By Rami Ayyub and Alexandra Ulmer

(Reuters) -The prosecutor for Georgia's biggest county on Thursday requested a special grand jury with subpoena power to aid her investigation into then-President Donald Trump's efforts to influence the U.S. state's 2020 election results.

In a letter to Fulton County's chief judge, first reported by the Atlanta Journal-Constitution, District Attorney Fani Willis wrote that multiple witnesses being probed have refused to cooperate absent a subpoena requiring their testimony.

"Therefore, I am hereby requesting ... that a special purpose grand jury be impaneled for the purpose of investigating the facts and circumstances relating directly or indirectly to possible attempts to disrupt the lawful administration of the 2020 elections in the State of Georgia," Willis wrote.

The investigation by Willis, a Democrat, is the most serious probe facing Trump in Georgia after he was recorded in a phone call pressuring Georgia Secretary of State Brad Raffensperger to overturn the state's election results based on unfounded claims of voter fraud.

Willis specifically mentioned that Raffensperger, whom she described as an "essential witness," had indicated he would only take part in an interview once presented with a subpoena.

In a statement, Trump defended what he called his "perfect" phone call and repeated false allegations of voter fraud in the 2020 election.

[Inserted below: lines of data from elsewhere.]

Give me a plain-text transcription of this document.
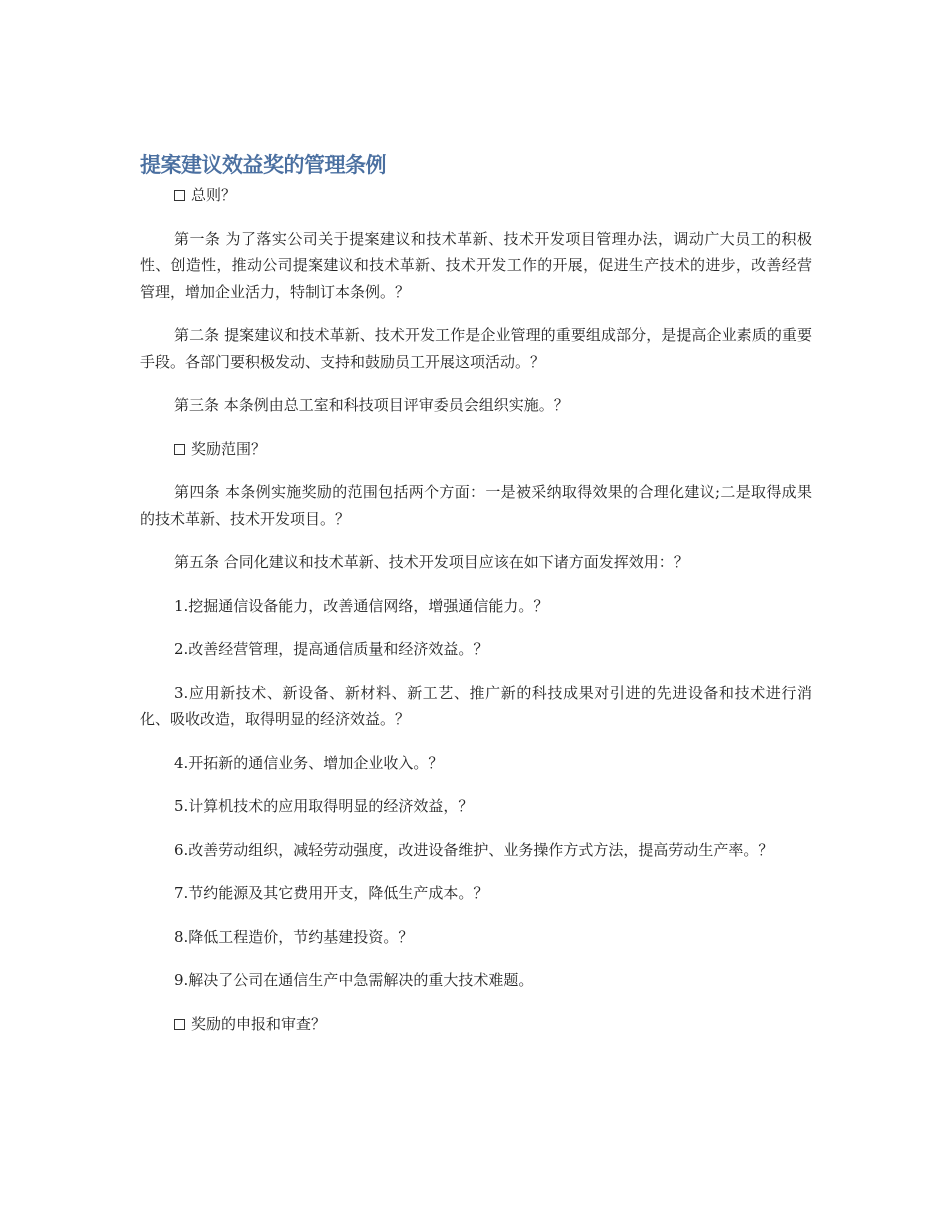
提案建议效益奖的管理条例

总则？

第一条 为了落实公司关于提案建议和技术革新、技术开发项目管理办法，调动广大员工的积极性、创造性，推动公司提案建议和技术革新、技术开发工作的开展，促进生产技术的进步，改善经营管理，增加企业活力，特制订本条例。？

第二条 提案建议和技术革新、技术开发工作是企业管理的重要组成部分，是提高企业素质的重要手段。各部门要积极发动、支持和鼓励员工开展这项活动。？

第三条 本条例由总工室和科技项目评审委员会组织实施。？

奖励范围？

第四条 本条例实施奖励的范围包括两个方面：一是被采纳取得效果的合理化建议;二是取得成果的技术革新、技术开发项目。？

第五条 合同化建议和技术革新、技术开发项目应该在如下诸方面发挥效用：？

1.挖掘通信设备能力，改善通信网络，增强通信能力。？

2.改善经营管理，提高通信质量和经济效益。？

3.应用新技术、新设备、新材料、新工艺、推广新的科技成果对引进的先进设备和技术进行消化、吸收改造，取得明显的经济效益。？

4.开拓新的通信业务、增加企业收入。？

5.计算机技术的应用取得明显的经济效益，？

6.改善劳动组织，减轻劳动强度，改进设备维护、业务操作方式方法，提高劳动生产率。？

7.节约能源及其它费用开支，降低生产成本。？

8.降低工程造价，节约基建投资。？

9.解决了公司在通信生产中急需解决的重大技术难题。

奖励的申报和审查？
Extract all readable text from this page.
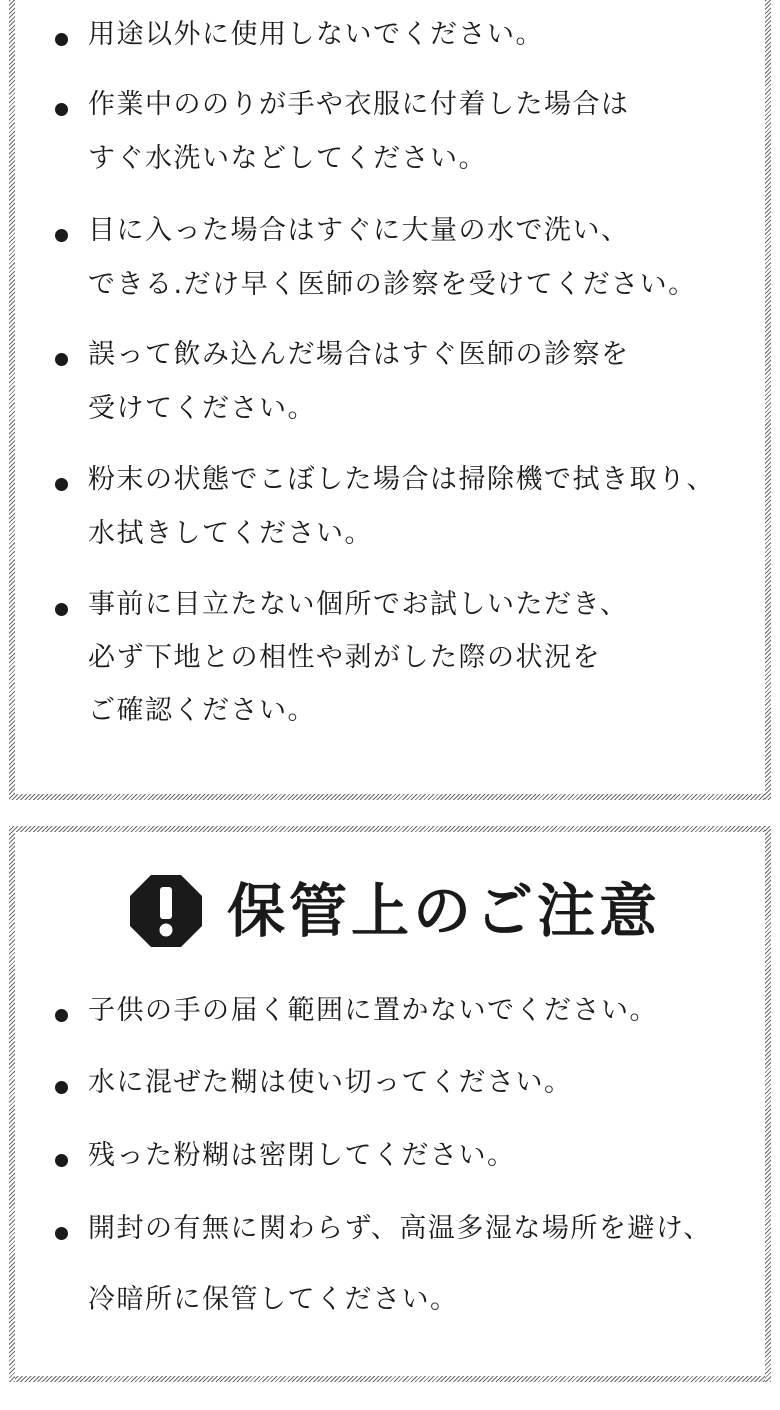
用途以外に使用しないでください。
作業中ののりが手や衣服に付着した場合は
すぐ水洗いなどしてください。
目に入った場合はすぐに大量の水で洗い、
できる.だけ早く医師の診察を受けてください。
誤って飲み込んだ場合はすぐ医師の診察を
受けてください。
粉末の状態でこぼした場合は掃除機で拭き取り、
水拭きしてください。
事前に目立たない個所でお試しいただき、
必ず下地との相性や剥がした際の状況を
ご確認ください。
保管上のご注意
子供の手の届く範囲に置かないでください。
水に混ぜた糊は使い切ってください。
残った粉糊は密閉してください。
開封の有無に関わらず、高温多湿な場所を避け、
冷暗所に保管してください。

In a separate legal woe for the Trump family, the U.S. House of Representatives' panel investigating the deadly January 6, 2021, attack on the U.S. Capitol on Thursday requested an interview with Trump's daughter and former White House aide Ivanka Trump.

And earlier this week, New York state's attorney general accused Trump's family business of repeatedly misrepresenting the value of its assets to obtain financial benefits, citing what it said was significant new evidence of possible fraud.

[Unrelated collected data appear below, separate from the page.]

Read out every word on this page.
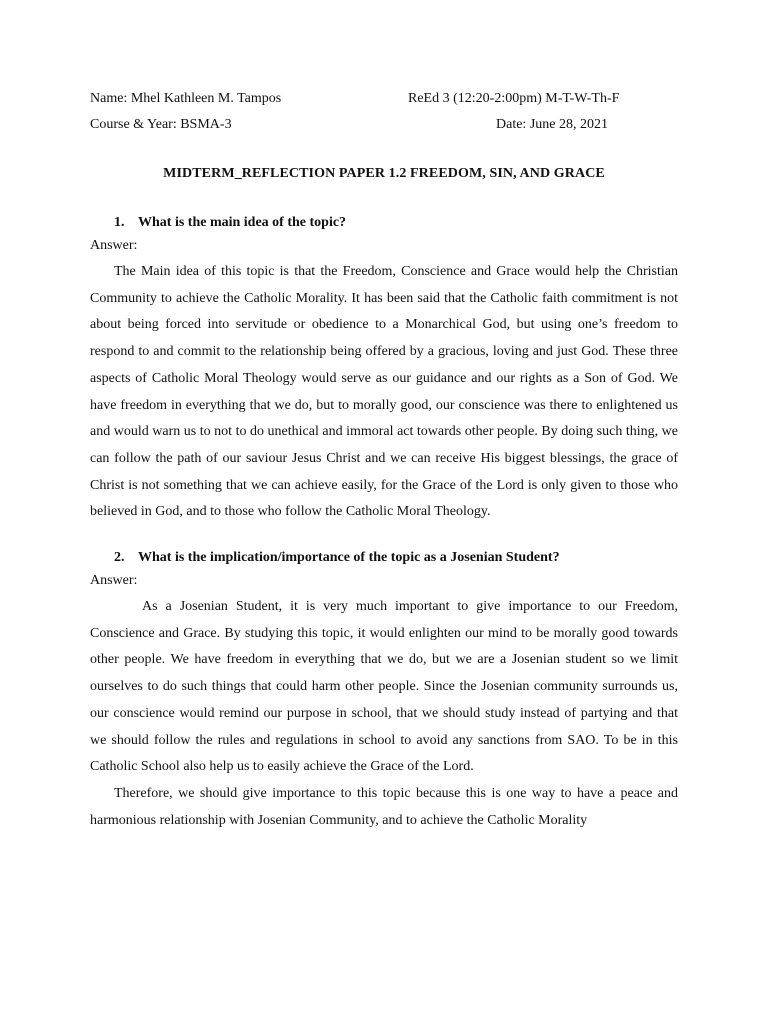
Name: Mhel Kathleen M. Tampos	ReEd 3 (12:20-2:00pm) M-T-W-Th-F
Course & Year: BSMA-3	Date: June 28, 2021
MIDTERM_REFLECTION PAPER 1.2 FREEDOM, SIN, AND GRACE
1. What is the main idea of the topic?
Answer:

The Main idea of this topic is that the Freedom, Conscience and Grace would help the Christian Community to achieve the Catholic Morality. It has been said that the Catholic faith commitment is not about being forced into servitude or obedience to a Monarchical God, but using one’s freedom to respond to and commit to the relationship being offered by a gracious, loving and just God. These three aspects of Catholic Moral Theology would serve as our guidance and our rights as a Son of God. We have freedom in everything that we do, but to morally good, our conscience was there to enlightened us and would warn us to not to do unethical and immoral act towards other people. By doing such thing, we can follow the path of our saviour Jesus Christ and we can receive His biggest blessings, the grace of Christ is not something that we can achieve easily, for the Grace of the Lord is only given to those who believed in God, and to those who follow the Catholic Moral Theology.

2. What is the implication/importance of the topic as a Josenian Student?
Answer:

As a Josenian Student, it is very much important to give importance to our Freedom, Conscience and Grace. By studying this topic, it would enlighten our mind to be morally good towards other people. We have freedom in everything that we do, but we are a Josenian student so we limit ourselves to do such things that could harm other people. Since the Josenian community surrounds us, our conscience would remind our purpose in school, that we should study instead of partying and that we should follow the rules and regulations in school to avoid any sanctions from SAO. To be in this Catholic School also help us to easily achieve the Grace of the Lord.

Therefore, we should give importance to this topic because this is one way to have a peace and harmonious relationship with Josenian Community, and to achieve the Catholic Morality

Trump critics hope that his legal problems may ultimately stymie a potential presidential run in 2024.

"It begins," Democratic Senator Sheldon Whitehouse of Rhode Island tweeted after news of the Georgia request.

'Finding' Votes

In her letter, Willis said a special grand jury, which can subpoena witnesses, was needed because jurors can be impaneled for longer periods and focus exclusively on a single probe.

A spokesperson for the superior courts in Fulton County, which encompasses most of the state capital Atlanta, said there was no immediate timeline for a response to Willis' request.

During the January 2, 2021 call, Trump urged Raffensperger, a fellow Republican, to "find" enough votes to overturn his Georgia loss to Democrat Joe Biden. The transcript quotes Trump telling Raffensperger: "I just want to find 11,780 votes," which is the number Trump needed to win Georgia.

Legal experts have said Trump's phone calls may have violated at least three state election laws: conspiracy to commit election fraud, criminal solicitation to commit election fraud and intentional interference with performance of election duties. The possible felony and misdemeanor violations are punishable by fines or imprisonment.